“I shall go to my grave,” a friend of mine once wrote me, “feeling that Christian thought is a dead language—one that feeds many living ones to be sure, one that still sets these vibrating with echoes and undertones, but which I would no more use overtly than I would speak Latin.” I suppose he is right, more right than wrong anyway. If the language that clothes Christianity is not dead, it is at least, for many, dying; and what is really surprising, I suppose, is that it has lasted as long as it has.
Take any English word, even the most commonplace, and try repeating it twenty times in a row—umbrella, let us say, umbrella, umbrella, umbrella—and by the time we have finished, umbrella will not be a word any more. It will be a noise only, an absurdity, stripped of all meaning. And when we take even the greatest and most meaningful words that the Christian faith has and repeat them over and over again for some two thousand years, much the same thing happens.

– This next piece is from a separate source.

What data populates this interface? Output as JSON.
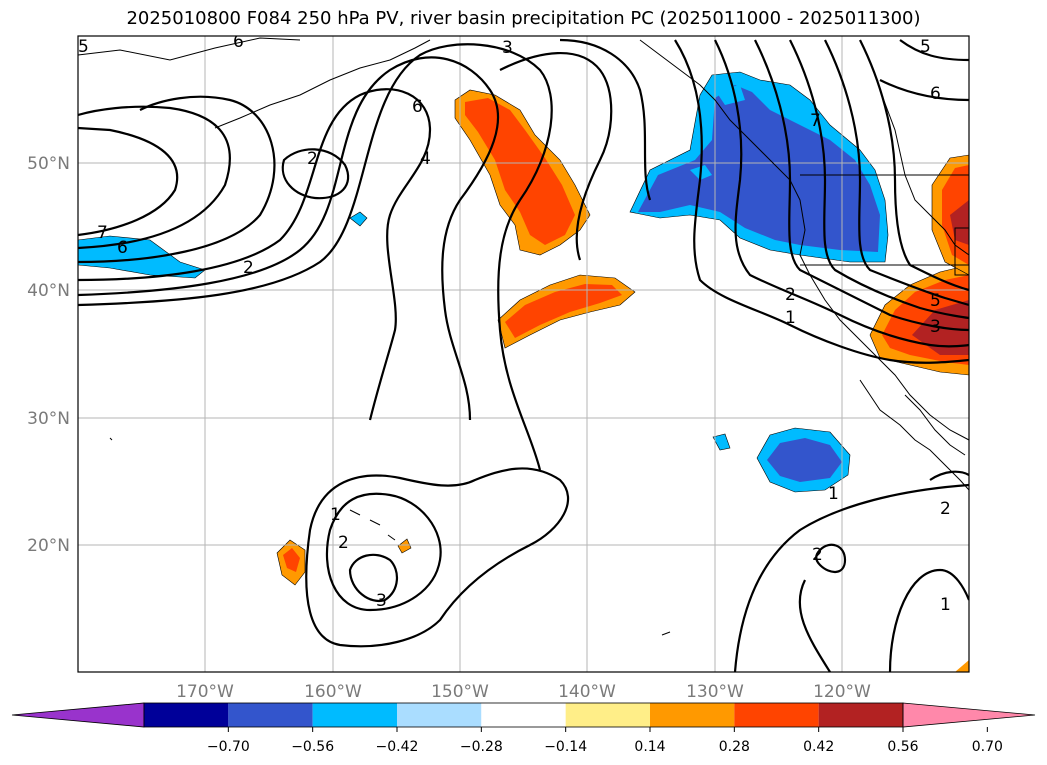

There was a time when such words as faith, sin, redemption, and atonement had great depth of meaning, great reality; but through centuries of handling and mishandling they have tended to become such empty banalities that just the mention of them is apt to turn people’s minds off like a switch, and wise and good men like this friend of mine whom I have quoted wonder seriously why anyone at all in tune with his times should continue using them. And sometimes I wonder myself.
But I keep on using them. I keep plugging away at the same old words. I keep on speaking the language of the Christian faith because, although the words themselves may well be mostly dead, the longer I use them, the more convinced I become that the realities that the words point to are very real and un-dead, and because I do not happen to know any other language that for me points to these realities so well. Certain branches of psychology point to them, certain kinds of poetry and music, some of the scriptures of Buddhism and other religions. But for me, threadbare and exhausted as the Christian language often is, it remains the richest one even so. And when I ask myself, as I often do, what it is that I really hope to accomplish as a teacher of “religion,” I sometimes think that I would gladly settle for just the very limited business of clarifying to some slight degree the meaning of four or five of these great, worn-out Christian words, trying to suggest something of the nature of the experiences that I believe they are describing.